Marriages are occasions of great feasting and rejoicing; funerals likewise stir the whole community, but the noise of the occasion is far more terrifying and nerve-wracking. Births are quiet affairs; but the christening is quite a function, attended with a musical service, and the “name-day” anniversary is often celebrated in preference to the birthday anniversary by the adult Russian peasant. Everybody was born, but not everybody received such a fine name from such a fine family at such a fine service under the leadership of such a fine priest; and not everybody has such fine god-parents. The larger religious festivals are also occasions for enjoyable community gatherings, and especially during the winter the little dances held in a large room of some patient man’s house until the wee small hours are something not to be missed by young or old. Yes, the North Russian peasant plays as well as works, and so keen is his enjoyment that he puts far more energy into the play. Because of his simple mode of existence it is not necessary to overwork in normal times to obtain all the food, clothing, houses and utensils he cares to use. Ordinarily he is a quiet easy-going human.

Perhaps there is more of sense of humor in the apparently phlegmatic passivity of the Russian _nitchevo_ than is suspected by those not acquainted with him. There is also a great timidity in it; for the Russian moujik or christianik (peasant farmer) has scarcely been sure his soul is his own, since time immemorable. But his sense of humor has been his salvation, for it has enabled him to be patient and pleasant under conditions beyond his power to change. Courtesy to an extent unknown in America marks his daily life. He is intelligent, and is resourceful to a degree, although not well educated.

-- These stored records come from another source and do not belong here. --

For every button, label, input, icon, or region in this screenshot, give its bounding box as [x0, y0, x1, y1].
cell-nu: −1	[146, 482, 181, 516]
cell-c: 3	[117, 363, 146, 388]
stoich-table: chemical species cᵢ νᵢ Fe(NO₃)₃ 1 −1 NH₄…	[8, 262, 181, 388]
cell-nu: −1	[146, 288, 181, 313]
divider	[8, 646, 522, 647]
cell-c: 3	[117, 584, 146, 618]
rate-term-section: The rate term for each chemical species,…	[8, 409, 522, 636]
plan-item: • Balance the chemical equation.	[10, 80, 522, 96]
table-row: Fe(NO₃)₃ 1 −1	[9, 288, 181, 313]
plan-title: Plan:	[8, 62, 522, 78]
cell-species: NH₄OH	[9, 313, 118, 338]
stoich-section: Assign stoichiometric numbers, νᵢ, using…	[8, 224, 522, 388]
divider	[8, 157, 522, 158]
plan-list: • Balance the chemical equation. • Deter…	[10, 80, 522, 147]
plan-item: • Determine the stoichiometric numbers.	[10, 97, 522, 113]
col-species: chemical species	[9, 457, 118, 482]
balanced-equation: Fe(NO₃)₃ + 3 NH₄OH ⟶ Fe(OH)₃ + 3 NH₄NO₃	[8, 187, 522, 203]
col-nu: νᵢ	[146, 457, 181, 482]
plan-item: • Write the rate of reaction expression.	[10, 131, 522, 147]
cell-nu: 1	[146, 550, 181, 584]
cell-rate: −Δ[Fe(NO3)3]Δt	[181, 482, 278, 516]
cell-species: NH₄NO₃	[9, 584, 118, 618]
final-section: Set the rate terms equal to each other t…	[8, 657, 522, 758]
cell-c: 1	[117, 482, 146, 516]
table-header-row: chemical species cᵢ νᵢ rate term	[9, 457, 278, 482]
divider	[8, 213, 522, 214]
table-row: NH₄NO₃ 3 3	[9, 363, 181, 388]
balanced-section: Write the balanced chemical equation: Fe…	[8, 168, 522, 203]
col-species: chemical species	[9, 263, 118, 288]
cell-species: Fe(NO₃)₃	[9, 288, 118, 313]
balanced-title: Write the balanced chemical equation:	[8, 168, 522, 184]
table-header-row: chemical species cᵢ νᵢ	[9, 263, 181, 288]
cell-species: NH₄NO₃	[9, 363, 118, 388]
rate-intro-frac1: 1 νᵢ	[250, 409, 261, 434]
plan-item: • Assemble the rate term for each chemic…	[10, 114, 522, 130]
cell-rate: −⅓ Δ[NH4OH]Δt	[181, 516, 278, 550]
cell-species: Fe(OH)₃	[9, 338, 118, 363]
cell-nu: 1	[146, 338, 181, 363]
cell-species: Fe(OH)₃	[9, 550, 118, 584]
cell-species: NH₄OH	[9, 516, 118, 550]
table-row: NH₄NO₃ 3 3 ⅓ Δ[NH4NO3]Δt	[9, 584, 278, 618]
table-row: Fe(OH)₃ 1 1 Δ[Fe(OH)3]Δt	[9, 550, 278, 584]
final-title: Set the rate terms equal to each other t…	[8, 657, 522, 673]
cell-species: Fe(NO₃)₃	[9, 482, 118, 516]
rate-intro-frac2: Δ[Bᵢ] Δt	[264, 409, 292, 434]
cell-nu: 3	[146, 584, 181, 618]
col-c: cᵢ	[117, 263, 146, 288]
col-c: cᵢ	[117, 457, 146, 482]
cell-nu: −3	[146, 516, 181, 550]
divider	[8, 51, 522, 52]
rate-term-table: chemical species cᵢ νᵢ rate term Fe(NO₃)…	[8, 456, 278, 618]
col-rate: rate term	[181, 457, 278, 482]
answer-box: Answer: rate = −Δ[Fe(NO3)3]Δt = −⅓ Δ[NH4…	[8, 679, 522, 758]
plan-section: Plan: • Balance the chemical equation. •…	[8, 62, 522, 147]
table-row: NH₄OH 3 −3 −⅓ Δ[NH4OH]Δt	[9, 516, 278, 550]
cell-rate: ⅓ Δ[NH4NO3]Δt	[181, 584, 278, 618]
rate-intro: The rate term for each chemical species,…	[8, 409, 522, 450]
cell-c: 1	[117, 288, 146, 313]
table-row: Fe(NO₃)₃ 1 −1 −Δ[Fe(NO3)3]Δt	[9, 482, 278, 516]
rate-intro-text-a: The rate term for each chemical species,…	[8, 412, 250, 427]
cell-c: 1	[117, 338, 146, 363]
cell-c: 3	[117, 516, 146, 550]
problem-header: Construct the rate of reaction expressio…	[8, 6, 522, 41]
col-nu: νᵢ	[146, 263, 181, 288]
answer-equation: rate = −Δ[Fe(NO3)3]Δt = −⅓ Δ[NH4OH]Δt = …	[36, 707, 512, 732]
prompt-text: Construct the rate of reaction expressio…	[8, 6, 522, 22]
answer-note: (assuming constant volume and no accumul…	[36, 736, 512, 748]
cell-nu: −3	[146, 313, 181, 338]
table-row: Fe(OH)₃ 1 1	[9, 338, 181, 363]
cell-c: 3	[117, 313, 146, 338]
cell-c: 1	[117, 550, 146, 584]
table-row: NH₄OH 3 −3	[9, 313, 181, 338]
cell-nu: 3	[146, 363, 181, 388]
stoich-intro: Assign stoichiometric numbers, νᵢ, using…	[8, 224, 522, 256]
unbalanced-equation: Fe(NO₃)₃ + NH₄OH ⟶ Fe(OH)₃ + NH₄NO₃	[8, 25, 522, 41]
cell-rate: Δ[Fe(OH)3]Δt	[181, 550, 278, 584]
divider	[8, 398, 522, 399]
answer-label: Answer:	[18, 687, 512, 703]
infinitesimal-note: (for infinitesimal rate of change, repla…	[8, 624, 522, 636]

The average North Russian is not dishonest in a personal way. That is, he has no personal animus in his deviousness unless someone has directly offended him. He will haul a load of small articles unguarded for many versts and deliver every piece safely, in spite of his own great hunger, because he is in charge of the shipment. But he will charge a commission at both ends of a business deal, and will accept a “gift” almost any time for any purpose and then mayhap not “deliver.” Only a certain small class, however, and that practically confined to Archangel and environs, will admit even most privately that any gift or advantage is payment for a given favor which would not be extended in the ordinary course of business. This class is not the national back-bone, but rather the tinsel trimmings in the national show-window.

One time a passing British convoy commandeered some hay at Bolsheozerki. Upon advice of the American officer the _starosta_ accepted a paper due bill from the British officer for the hay. Weeks afterward the American officer found that the Russian had been up to that time unable to get cash on his due bill. Naturally he looked to the American for aid. The officer took it up with the British and was assured that the due bill would be honored. But to quiet the feeling of the _starosta_ he advanced him the 92 roubles, giving the headman his address so that he could return the 92 roubles to the American officer when the British due bill came cash. Brother officers ridiculed the Yank officer for trusting the Russian peasant, who was himself waiting doubtfully on the British. But his judgment was vindicated later and the honesty of the _starosta_ demonstrated when a letter travelled hundreds of miles to Pinega with 92 roubles for the American officer.

XX HOLDING THE ONEGA VALLEY

December Fighting—Drawn Struggle Near Turchesova—Fighting Near Khala In February—Corporal Collins And Men Are Ambushed Near Bolsheozerki—“H” Company In Two Savage Battles—Lieuts. Collins And Phillips Both Mortally Wounded.

The enemy, who was massing up forces in the upper Pinega valley and, as we have seen, caused British G. H. Q. to send one company of Americans hurrying up the valley for a 150-mile march Christmas week, was also fixing up a surprise for the G. H. Q. on the other end of the great line of defense. That same Christmas week “H” Company found itself again up against greatly superior forces who, as they boasted, were commencing their winter campaign to drive the invaders of Russia to the depths of the White Sea.